Commissioned as part of the BBC’s Contains Strong Language festival (there’s a live playout and Q&A at St George’s Hall, Bradford, on 20 September), Dyson describes the 1978-set story as “a mini road movie about an encounter between a humble lad from West Yorkshire and a Hollywood film star”.
In real life, Dyson’s uncle worked for a record label, where he was occasionally called on to look after actors working on soundtrack albums – which is how he once came to spend time with James Mason, star of such films as A Star Is Born and Lolita. Dyson says: “When I told Mark this story, he joked, ‘You write it, I’ll play it.’ Eighteen months later, here we are.”
As well as the charm of two very different people brought together by circumstance, High Cockalorum explores how fame can change people. It’s a subject Dyson has long had opportunity to witness first hand, as he and his League friends reached dizzying heights after winning the prestigious Perrier Comedy Award at the Edinburgh Fringe in 1997. Unlike the other three, Dyson has opted to stay mostly behind the camera, giving him what he says is “the best of both worlds”.

On the pros and cons of the instantly recognisable celebrity experienced by his colleagues, Dyson muses: “The inconveniences strike me more. You get hassled everywhere and there’s not much upside to that. I don’t feel deprived.” He continues: “I have a love-hate relationship with what Alan Bennett calls ‘the tinsel’.
“There’s a lot I struggle with – the insincerity, the manipulation. A party full of famous people is not conventional. All the social cues that operate normally disappear, it’s highly status-driven and who’s where in the pecking order governs how much attention they get. You need a thick skin to navigate all that, which I don’t have. But I’m fascinated by it all, and the tinsel remains.
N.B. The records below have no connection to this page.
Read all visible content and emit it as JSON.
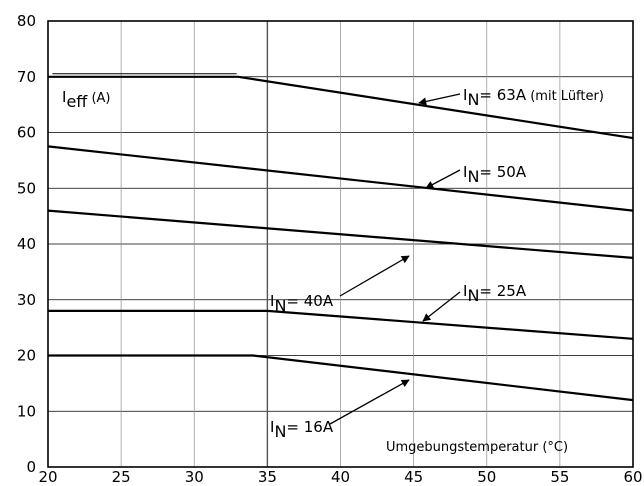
{
  "chart_data": {
    "type": "line",
    "title": "",
    "ylabel": {
      "main": "I",
      "sub": "eff",
      "unit": " (A)"
    },
    "xlabel": "Umgebungstemperatur (°C)",
    "xlim": [
      20,
      60
    ],
    "ylim": [
      0,
      80
    ],
    "xticks": [
      20,
      25,
      30,
      35,
      40,
      45,
      50,
      55,
      60
    ],
    "yticks": [
      0,
      10,
      20,
      30,
      40,
      50,
      60,
      70,
      80
    ],
    "grid": true,
    "vertical_marker_x": 35,
    "series": [
      {
        "name": "IN= 63A (mit Lüfter)",
        "x": [
          20,
          33,
          60
        ],
        "y": [
          70,
          70,
          59
        ]
      },
      {
        "name": "IN= 50A",
        "x": [
          20,
          60
        ],
        "y": [
          57.5,
          46
        ]
      },
      {
        "name": "IN= 40A",
        "x": [
          20,
          60
        ],
        "y": [
          46,
          37.5
        ]
      },
      {
        "name": "IN= 25A",
        "x": [
          20,
          35,
          60
        ],
        "y": [
          28,
          28,
          23
        ]
      },
      {
        "name": "IN= 16A",
        "x": [
          20,
          34,
          60
        ],
        "y": [
          20,
          20,
          12
        ]
      }
    ],
    "annotations": [
      {
        "main": "I",
        "sub": "N",
        "text": "= 63A",
        "small": " (mit Lüfter)"
      },
      {
        "main": "I",
        "sub": "N",
        "text": "= 50A",
        "small": ""
      },
      {
        "main": "I",
        "sub": "N",
        "text": "= 40A",
        "small": ""
      },
      {
        "main": "I",
        "sub": "N",
        "text": "= 25A",
        "small": ""
      },
      {
        "main": "I",
        "sub": "N",
        "text": "= 16A",
        "small": ""
      }
    ]
  }
}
It’s a simultaneous fascination and repulsion.”
If the public side of The League of Gentlemen’s success tested Dyson, the friendships at its heart have brought him nothing but delight. “Up to when I met Mark, I had a particular set of interests that I’d had since I was seven years old, from Doctor Who to horror movies, plus TV comedy. I had friends who covered bits of that, but then a mutual friend, Gordon, met Mark, and within five minutes, he was on the phone: ‘There’s someone you have to meet…’”
Through Gatiss, Dyson met Shearsmith and Pemberton – and the troupe was born. What did each of them bring? Dyson can’t pin it down, saying instead they were united in temperament and commitment. “Nobody was looking to go off to Hollywood; we just wanted to do good work. It was all pleasure. It’s strange looking back on it, but I guess it’s the story of any successful group endeavour, the gravity that pulls people together.”
It’s a pull that has remained strong, most recently when an episode of Good Omens two years ago was conceived as a League reunion, and now High Cockalorum. Dyson is freshly appreciative: “It’s pure joy. In the first two minutes, we all collapse crying with laughter and it continues in that vein, in pure hysteria from start to finish. That’s what it’s like and why whenever we get the opportunity, we grab it. The older you get the more you become aware of the preciousness of it all.”